The impact of the Supreme Court’s decision in Loper Bright Enterprises v. Raimondo may be, at least to some extent, overstated. Some courts were already moving away from Chevron deference in health care cases prior to Loper Bright. For example, the Supreme Court did not even reference Chevron in its 2022 Becerra v. Empire Health Foundation decision interpreting Medicare disproportionate share hospital (“DSH”) payment methodology, despite acknowledging that “the [statutory] language is downright byzantine.” Similarly, the Eastern District of Texas did not even reach whether HHS’s legal interpretation was reasonable under Chevron when the court set aside the agency’s “qualified payment amount” (median in-network rate) calculation rules for the federal No Surprises Act’s out-of-network dispute resolution process.
Is Loper Bright's Impact Limited to Position-Switching and the Most "Byzantine" Regulations?

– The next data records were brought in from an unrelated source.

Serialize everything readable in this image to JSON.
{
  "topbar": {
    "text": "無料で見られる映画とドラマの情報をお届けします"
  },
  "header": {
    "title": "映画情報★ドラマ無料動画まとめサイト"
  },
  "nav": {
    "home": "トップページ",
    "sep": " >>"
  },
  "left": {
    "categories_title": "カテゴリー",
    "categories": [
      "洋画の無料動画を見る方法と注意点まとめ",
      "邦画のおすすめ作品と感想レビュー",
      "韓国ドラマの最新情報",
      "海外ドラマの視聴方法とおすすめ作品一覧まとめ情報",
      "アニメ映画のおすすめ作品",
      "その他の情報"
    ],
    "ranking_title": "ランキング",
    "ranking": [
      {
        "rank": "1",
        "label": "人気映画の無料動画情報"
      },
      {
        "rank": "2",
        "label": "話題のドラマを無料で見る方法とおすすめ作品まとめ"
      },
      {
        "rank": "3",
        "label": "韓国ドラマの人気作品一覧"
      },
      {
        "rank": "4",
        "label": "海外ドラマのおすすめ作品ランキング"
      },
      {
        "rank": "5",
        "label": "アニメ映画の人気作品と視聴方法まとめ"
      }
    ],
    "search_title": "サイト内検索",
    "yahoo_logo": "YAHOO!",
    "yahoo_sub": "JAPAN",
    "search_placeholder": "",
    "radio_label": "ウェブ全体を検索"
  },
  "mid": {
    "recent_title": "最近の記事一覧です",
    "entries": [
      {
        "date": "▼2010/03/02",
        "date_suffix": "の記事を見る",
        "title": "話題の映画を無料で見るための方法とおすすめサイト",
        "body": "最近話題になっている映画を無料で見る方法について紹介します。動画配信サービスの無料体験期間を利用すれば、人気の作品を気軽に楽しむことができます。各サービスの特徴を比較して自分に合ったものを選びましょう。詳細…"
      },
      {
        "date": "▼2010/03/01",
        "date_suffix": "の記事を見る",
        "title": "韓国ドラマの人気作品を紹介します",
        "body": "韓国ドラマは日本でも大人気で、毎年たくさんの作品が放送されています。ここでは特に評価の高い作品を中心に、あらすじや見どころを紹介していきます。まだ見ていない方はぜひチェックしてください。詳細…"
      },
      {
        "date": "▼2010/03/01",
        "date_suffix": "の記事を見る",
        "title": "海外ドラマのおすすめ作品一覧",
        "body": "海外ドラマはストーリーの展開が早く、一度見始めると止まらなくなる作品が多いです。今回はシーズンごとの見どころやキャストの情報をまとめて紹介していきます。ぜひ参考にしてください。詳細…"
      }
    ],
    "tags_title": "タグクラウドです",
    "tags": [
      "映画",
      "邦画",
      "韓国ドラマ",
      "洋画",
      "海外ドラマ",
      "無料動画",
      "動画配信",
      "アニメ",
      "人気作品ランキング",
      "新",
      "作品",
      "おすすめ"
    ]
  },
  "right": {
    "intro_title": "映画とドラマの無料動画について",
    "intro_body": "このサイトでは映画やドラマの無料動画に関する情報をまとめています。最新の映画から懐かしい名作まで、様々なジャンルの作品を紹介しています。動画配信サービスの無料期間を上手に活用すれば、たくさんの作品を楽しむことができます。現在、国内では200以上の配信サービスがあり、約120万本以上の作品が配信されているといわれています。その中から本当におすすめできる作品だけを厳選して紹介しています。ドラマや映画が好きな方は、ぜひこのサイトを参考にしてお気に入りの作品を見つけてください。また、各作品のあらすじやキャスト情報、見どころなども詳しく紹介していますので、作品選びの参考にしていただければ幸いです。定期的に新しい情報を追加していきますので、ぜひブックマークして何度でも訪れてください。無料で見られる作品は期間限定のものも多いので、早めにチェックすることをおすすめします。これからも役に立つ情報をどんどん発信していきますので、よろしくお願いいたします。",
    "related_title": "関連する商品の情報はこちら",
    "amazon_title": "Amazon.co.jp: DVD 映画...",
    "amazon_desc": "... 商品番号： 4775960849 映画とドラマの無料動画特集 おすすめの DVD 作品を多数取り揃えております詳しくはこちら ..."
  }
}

Nevertheless, Loper Bright still may particularly impact areas where agencies changed positions or implemented especially dense statutory requirements. For example, in State of Tennessee v. Becerra, the Southern District of Mississippi relied on Loper Bright when preliminarily enjoining the Biden Administration’s rule explicitly extending Affordable Care Act 1557’s anti discrimination prohibitions to protect gender identity and sexual orientation–an issue where HHS’s position has previously changed depending on the party holding the presidency. And notwithstanding the Supreme Court ignoring Chevron in Empire Health, healthcare providers have already begun citing Loper Bright in further challenges to Medicare DSH payment rules, where circuit courts previously applied Chevron deference to uphold agency regulations.